Rodopio entre os móveis velhos
Só ela me assiste
Parece assobiar uma canção
Lua...companheira, espectadora
Alumia os bêcos escuros da minha alma
Dá-me um pouco de luz, de calma
Que hoje, ao menos hoje
Exausta de me exibir
Possa, enfim, dormir e sonhar.

Leila Abreu/2005

Ainda a lua




A lua por testemunha
Sempre calma a assistir
As histórias da minha vida
As loucuras que vivi
Quem sabe um dia, a lua
Fidalga a me julgar
Possa dar um testemunho
De quanto me viu chorar
Por amores, por mazelas
Firulas do meu viver
Coisas que somente ela
Poderia descrever
São pequenos segredinhos
Guardados com emoção
Pela minha amiga Lua
Sobre este meu coração
Só a ela eu relatei
Quem poderia entender?
Detalhes da minha vida
Poemas estilhaçados
Que agora, eu tento em vão
Juntar prá sobreviver
Leila Abreu/2005

Olá,

Nunca pensei que teria um blog um dia.
Sempre gostei de escrever, mas essa coisa de diário nunca foi muito a minha praia.
Acontece que, ultimamente, voltei a escrever, coisa que sempre gostei, mas que abandonei com o passar dos anos.
Daí veio a necessidade de um espaço para armazenar meus escritos e um blog me pareceu perfeito para esta finalidade.
E aqui estou eu.
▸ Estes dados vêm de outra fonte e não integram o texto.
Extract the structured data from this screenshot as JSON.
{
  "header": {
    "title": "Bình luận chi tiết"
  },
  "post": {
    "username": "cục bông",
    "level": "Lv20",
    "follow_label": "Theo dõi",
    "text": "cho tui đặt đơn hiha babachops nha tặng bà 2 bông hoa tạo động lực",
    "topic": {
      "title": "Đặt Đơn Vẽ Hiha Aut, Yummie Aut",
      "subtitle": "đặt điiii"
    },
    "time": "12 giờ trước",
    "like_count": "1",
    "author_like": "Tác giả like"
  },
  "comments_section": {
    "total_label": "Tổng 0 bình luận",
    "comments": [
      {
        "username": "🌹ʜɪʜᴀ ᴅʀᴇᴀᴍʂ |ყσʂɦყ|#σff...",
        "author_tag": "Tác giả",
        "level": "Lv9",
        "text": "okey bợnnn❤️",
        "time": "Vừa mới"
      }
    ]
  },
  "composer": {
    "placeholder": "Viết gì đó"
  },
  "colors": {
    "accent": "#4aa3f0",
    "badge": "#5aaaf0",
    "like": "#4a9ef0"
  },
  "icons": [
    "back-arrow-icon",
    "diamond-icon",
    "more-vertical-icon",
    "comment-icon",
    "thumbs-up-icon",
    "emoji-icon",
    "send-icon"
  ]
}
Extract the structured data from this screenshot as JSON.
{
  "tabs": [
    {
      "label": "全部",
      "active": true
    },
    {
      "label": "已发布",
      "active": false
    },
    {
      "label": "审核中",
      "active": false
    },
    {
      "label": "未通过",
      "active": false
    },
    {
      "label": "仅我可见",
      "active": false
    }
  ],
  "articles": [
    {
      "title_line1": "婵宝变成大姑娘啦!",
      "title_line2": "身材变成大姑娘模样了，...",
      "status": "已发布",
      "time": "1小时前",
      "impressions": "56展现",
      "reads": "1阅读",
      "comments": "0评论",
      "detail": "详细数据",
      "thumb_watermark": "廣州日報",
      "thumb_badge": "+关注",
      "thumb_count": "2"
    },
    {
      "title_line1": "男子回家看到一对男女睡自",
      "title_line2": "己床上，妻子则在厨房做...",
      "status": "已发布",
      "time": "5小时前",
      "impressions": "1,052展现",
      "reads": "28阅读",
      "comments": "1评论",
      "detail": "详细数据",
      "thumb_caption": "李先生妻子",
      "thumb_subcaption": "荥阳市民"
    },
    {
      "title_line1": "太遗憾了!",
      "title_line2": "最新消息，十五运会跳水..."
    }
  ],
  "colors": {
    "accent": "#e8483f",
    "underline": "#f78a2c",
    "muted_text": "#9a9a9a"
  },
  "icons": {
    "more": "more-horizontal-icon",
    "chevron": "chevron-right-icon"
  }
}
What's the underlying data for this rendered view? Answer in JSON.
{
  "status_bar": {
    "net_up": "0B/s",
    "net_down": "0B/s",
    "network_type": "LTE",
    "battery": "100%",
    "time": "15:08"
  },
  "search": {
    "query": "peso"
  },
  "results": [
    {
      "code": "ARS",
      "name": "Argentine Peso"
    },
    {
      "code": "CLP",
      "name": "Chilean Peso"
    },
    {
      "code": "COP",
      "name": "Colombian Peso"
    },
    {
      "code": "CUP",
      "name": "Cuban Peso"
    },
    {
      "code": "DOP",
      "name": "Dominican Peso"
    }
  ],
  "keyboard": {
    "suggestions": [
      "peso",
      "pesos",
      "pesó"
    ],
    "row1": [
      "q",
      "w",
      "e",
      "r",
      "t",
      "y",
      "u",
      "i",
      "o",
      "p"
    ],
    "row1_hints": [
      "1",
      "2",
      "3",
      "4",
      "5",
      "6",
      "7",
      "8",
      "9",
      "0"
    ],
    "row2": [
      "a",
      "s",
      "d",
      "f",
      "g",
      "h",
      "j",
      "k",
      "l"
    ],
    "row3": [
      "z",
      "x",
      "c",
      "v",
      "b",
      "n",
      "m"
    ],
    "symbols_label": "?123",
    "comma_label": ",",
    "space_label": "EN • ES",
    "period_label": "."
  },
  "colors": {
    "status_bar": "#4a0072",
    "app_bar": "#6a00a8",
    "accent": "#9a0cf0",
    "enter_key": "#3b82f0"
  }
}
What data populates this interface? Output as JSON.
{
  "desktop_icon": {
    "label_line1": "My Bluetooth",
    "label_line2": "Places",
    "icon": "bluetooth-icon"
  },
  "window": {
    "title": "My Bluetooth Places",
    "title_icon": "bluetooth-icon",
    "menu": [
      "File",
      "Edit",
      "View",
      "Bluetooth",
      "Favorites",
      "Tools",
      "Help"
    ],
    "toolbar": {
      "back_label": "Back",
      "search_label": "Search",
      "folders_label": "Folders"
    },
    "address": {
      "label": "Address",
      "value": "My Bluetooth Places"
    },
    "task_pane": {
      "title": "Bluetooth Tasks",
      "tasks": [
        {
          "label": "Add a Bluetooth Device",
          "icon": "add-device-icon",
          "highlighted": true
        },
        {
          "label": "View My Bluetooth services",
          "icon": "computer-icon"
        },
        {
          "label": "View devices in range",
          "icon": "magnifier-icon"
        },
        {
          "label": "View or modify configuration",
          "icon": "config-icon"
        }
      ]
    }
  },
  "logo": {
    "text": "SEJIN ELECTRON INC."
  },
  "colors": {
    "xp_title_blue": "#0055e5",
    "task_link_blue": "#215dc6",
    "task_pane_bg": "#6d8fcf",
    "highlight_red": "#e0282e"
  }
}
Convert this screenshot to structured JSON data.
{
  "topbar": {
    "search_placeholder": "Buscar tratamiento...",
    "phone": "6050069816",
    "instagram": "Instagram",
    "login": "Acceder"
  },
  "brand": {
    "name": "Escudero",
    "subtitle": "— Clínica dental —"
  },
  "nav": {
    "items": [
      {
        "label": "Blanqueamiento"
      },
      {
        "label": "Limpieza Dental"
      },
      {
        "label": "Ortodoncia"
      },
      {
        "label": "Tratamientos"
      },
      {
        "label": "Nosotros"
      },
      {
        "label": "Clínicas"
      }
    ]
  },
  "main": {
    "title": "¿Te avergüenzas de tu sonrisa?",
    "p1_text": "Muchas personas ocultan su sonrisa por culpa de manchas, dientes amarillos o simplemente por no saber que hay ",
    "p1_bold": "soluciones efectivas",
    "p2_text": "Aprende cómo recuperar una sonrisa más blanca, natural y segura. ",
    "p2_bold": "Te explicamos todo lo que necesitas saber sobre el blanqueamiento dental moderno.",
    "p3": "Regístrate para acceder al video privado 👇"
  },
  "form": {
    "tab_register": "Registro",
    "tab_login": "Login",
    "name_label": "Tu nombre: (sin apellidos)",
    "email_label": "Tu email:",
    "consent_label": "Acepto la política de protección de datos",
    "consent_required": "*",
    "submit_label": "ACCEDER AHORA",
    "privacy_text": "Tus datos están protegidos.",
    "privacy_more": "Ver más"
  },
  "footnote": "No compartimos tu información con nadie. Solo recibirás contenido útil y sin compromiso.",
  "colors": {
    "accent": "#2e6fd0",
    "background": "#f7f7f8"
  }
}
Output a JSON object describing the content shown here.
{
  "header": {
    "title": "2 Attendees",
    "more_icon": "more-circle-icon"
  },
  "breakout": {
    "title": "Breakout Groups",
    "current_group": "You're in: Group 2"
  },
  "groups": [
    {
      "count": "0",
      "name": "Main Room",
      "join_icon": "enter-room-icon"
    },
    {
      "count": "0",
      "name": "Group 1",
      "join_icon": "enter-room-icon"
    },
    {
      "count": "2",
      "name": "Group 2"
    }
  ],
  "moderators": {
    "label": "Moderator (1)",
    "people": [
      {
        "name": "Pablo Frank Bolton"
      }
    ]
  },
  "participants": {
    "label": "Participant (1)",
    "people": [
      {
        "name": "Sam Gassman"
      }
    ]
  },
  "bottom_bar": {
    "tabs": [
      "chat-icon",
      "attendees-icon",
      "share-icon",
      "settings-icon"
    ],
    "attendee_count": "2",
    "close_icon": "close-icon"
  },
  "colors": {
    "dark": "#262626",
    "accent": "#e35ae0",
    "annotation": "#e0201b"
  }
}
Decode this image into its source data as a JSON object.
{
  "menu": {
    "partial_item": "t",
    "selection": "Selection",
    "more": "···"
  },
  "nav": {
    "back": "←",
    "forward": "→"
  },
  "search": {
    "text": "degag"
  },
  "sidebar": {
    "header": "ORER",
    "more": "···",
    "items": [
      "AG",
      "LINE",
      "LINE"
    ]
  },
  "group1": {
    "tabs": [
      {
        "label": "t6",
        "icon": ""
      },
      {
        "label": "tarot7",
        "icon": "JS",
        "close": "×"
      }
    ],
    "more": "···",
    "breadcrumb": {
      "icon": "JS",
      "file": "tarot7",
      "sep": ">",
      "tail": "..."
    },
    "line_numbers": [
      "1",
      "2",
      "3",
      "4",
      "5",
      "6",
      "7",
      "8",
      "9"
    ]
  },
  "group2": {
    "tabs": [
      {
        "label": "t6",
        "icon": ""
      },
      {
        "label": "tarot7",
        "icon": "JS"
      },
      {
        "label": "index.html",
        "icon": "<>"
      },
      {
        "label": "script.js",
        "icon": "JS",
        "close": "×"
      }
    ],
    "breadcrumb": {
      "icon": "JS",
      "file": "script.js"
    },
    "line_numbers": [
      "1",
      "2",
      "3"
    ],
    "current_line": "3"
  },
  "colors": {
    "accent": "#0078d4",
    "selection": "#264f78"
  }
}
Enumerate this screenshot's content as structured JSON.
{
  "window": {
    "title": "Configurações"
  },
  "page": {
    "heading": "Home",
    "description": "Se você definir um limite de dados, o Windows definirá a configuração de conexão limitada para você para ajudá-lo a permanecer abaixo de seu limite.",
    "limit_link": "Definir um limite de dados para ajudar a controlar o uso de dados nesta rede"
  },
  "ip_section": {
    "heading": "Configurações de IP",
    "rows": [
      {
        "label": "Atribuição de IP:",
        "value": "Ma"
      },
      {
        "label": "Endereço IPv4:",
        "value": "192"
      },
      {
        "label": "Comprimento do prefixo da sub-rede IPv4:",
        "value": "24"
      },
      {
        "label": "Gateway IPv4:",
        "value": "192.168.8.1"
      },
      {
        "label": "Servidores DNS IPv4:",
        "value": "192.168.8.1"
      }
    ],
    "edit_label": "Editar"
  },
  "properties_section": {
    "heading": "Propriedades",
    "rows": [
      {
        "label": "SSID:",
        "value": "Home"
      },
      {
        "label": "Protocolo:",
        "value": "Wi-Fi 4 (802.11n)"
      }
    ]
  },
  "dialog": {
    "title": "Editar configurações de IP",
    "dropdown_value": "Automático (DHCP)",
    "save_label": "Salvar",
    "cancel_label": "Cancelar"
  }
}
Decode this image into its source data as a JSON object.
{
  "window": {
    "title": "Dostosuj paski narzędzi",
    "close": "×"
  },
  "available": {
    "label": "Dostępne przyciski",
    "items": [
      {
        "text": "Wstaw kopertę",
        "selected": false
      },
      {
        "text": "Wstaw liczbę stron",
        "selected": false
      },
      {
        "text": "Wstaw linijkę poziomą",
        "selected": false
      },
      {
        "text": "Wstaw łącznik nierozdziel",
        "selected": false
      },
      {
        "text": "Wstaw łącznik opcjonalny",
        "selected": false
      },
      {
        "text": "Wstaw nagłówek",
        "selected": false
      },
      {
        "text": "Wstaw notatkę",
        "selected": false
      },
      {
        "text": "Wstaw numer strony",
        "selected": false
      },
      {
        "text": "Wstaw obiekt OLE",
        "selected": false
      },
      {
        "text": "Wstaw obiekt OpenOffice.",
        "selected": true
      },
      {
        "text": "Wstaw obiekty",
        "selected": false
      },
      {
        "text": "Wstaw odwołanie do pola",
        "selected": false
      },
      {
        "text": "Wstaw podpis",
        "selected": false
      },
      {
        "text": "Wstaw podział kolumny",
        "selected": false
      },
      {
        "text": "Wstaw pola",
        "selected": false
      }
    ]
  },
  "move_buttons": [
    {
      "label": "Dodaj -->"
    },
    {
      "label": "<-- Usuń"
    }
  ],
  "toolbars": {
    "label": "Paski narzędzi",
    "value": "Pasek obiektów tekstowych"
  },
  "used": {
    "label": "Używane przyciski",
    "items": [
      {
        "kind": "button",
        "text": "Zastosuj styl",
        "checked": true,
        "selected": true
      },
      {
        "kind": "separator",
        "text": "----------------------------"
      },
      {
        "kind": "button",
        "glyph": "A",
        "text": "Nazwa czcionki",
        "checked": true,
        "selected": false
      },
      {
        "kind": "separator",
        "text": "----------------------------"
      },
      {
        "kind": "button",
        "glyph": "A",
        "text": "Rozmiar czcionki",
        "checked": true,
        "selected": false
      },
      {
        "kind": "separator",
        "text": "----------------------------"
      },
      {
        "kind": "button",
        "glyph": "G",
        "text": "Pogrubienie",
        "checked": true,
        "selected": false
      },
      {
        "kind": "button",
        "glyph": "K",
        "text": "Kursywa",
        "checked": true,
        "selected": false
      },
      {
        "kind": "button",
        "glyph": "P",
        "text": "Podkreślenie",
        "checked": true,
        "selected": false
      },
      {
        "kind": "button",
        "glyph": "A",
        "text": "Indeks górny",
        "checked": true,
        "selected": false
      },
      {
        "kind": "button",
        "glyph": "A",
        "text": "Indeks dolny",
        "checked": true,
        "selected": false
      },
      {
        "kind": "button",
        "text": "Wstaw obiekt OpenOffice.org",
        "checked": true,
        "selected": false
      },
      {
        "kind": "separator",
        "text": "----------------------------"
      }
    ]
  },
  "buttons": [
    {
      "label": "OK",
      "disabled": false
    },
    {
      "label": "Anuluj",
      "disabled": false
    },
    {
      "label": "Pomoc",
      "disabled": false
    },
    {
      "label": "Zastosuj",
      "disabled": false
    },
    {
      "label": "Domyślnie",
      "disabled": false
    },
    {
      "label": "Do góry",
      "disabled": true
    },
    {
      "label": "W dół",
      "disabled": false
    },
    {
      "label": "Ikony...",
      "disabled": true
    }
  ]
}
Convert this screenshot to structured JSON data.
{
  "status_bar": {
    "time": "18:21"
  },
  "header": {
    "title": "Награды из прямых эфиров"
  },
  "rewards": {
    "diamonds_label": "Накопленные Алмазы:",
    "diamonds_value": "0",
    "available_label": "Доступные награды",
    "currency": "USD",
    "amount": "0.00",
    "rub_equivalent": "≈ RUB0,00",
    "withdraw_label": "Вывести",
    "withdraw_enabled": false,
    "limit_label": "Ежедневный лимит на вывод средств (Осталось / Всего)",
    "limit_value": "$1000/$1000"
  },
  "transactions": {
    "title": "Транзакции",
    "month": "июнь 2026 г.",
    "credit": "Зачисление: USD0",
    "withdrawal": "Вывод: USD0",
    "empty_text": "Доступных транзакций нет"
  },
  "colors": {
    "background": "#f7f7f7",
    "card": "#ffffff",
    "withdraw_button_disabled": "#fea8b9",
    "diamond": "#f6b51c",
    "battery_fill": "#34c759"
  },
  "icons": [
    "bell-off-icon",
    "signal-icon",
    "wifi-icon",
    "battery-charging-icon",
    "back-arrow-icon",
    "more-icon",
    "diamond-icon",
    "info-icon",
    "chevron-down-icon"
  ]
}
Uma mulher madura, simples, que ensaia fazer poemas de vez em quando ou de vez em sempre. É que às vezes me ataca uma compulsão e eu saio escrevendo como uma louca. É uma ótima terapia, funciona como catarse muitas vezes. Sinto-me aliviada quando consigo parir meus poemas filhotes. Alguns nascem naturalmente, outros vêm a forceps mesmo.
Não tenho a menor preocupação com o que as pessoas vão pensar ou como vão avaliar o que escrevo, pois o faço por necessidade e, bons ou maus, vão continuar nascendo de mim e eu, por minha vez, entregando-os ao mundo através deste blog.
Assim nasce um blog. E assim eu renasço.